Eni has released the second volume of the World Oil, Gas and Renewables Review, the annual statistics report arrived at the 17th edition. The volume follows the first published in July focused on the oil market and the refining industry.

It provides data and statistics on natural gas, biofuels and new renewable energy sources (wind and solar) that are acquiring an important role in the energy landscape by leading the transition to a less carbon intensive and more sustainable energy system.

In 2017, world gas reserves decreased slightly (-0.2%).

Russia remains the top holder of gas reserves (25% of the world’s total). Among the top ten, seven are OPEC countries with 44% of the world’s total.

World gas production increased by 3.6%, the highest y-o-y increase since 2010. Pushed by new LNG plants, Australia production made a big jump (+21%) and now ranks as the world eighth producer and sixth exporter. The output of Russia, the second gas producer, strongly increased by 7.7%, but the United States is still the world’s largest natural gas producer (production increase +0.7%).

In Africa, Egypt overtook Nigeria as the second continental producer after Algeria with a steep increase of 23% thanks to Zohr field start-up. In Europe, Norway’s production hit record levels growing by 5.8%, outpacing the big drop in Netherlands (-12.8%) due to Groningen field reduction.

World gas demand has been strong in 2017 (+3.3%), growing in all regions except Americas where the United States, the first global consumer, decreased by 2.7%. Asia-Pacific led the growth with the strongest increase (+41 Bcm, +5.7%), driven by the Chinese boom (+11.7%) thanks to the Battle for Blue Skies policies supporting coal-to-gas switch. China became the third world gas importer and the second LNG importer.

    Gas demand rose substantially also in several other Asian countries: Pakistan (+16.6%), Taiwan (+16.4%), Malaysia (+10.5%), Singapore (+5%) and S. Korea (+4.6%). In Europe, demand kept growing for the third year in a row with a robust +4.9%, mainly due to the power sector and weather conditions, recovering 2012 levels.
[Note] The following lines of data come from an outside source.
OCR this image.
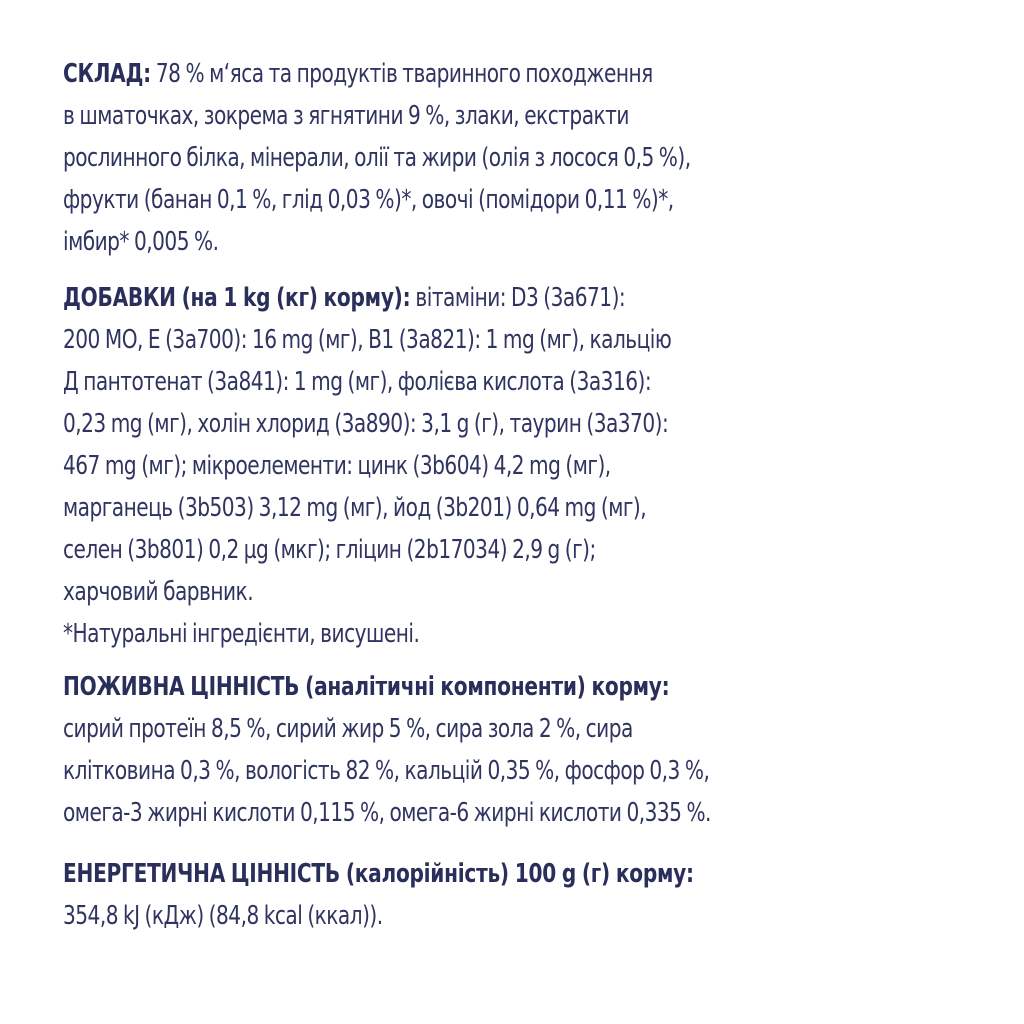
СКЛАД: 78 % м‘яса та продуктів тваринного походження
в шматочках, зокрема з ягнятини 9 %, злаки, екстракти
рослинного білка, мінерали, олії та жири (олія з лосося 0,5 %),
фрукти (банан 0,1 %, глід 0,03 %)*, овочі (помідори 0,11 %)*,
імбир* 0,005 %.
ДОБАВКИ (на 1 kg (кг) корму): вітаміни: D3 (3a671):
200 МО, Е (3a700): 16 mg (мг), B1 (3a821): 1 mg (мг), кальцію
Д пантотенат (3a841): 1 mg (мг), фолієва кислота (3a316):
0,23 mg (мг), холін хлорид (3a890): 3,1 g (г), таурин (3a370):
467 mg (мг); мікроелементи: цинк (3b604) 4,2 mg (мг),
марганець (3b503) 3,12 mg (мг), йод (3b201) 0,64 mg (мг),
селен (3b801) 0,2 µg (мкг); гліцин (2b17034) 2,9 g (г);
харчовий барвник.
*Натуральні інгредієнти, висушені.
ПОЖИВНА ЦІННІСТЬ (аналітичні компоненти) корму:
сирий протеїн 8,5 %, сирий жир 5 %, сира зола 2 %, сира
клітковина 0,3 %, вологість 82 %, кальцій 0,35 %, фосфор 0,3 %,
омега-3 жирні кислоти 0,115 %, омега-6 жирні кислоти 0,335 %.
ЕНЕРГЕТИЧНА ЦІННІСТЬ (калорійність) 100 g (г) корму:
354,8 kJ (кДж) (84,8 kcal (ккал)).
At the end of 2017, wind and solar installed generation capacity (514 and 390 GW respectively) accounted for more than 40% of all renewables and about 13% of all power sources. In 2017, solar photovoltaic capacity additions grew by about 30%, reaching a record of 92 GW, driven by declining cost of technology. Wind capacity increased by 46 GW, but additions fell by 9% vs 2016. China is keeping the leadership in terms of solar and wind installed capacity (295 GW, 33% of the world total), confirming the high grow rate of the last year (+30%). Europe y-o-y increase (+24 GW) overtook North America’s one (+15 GW), mainly thanks to new wind installations.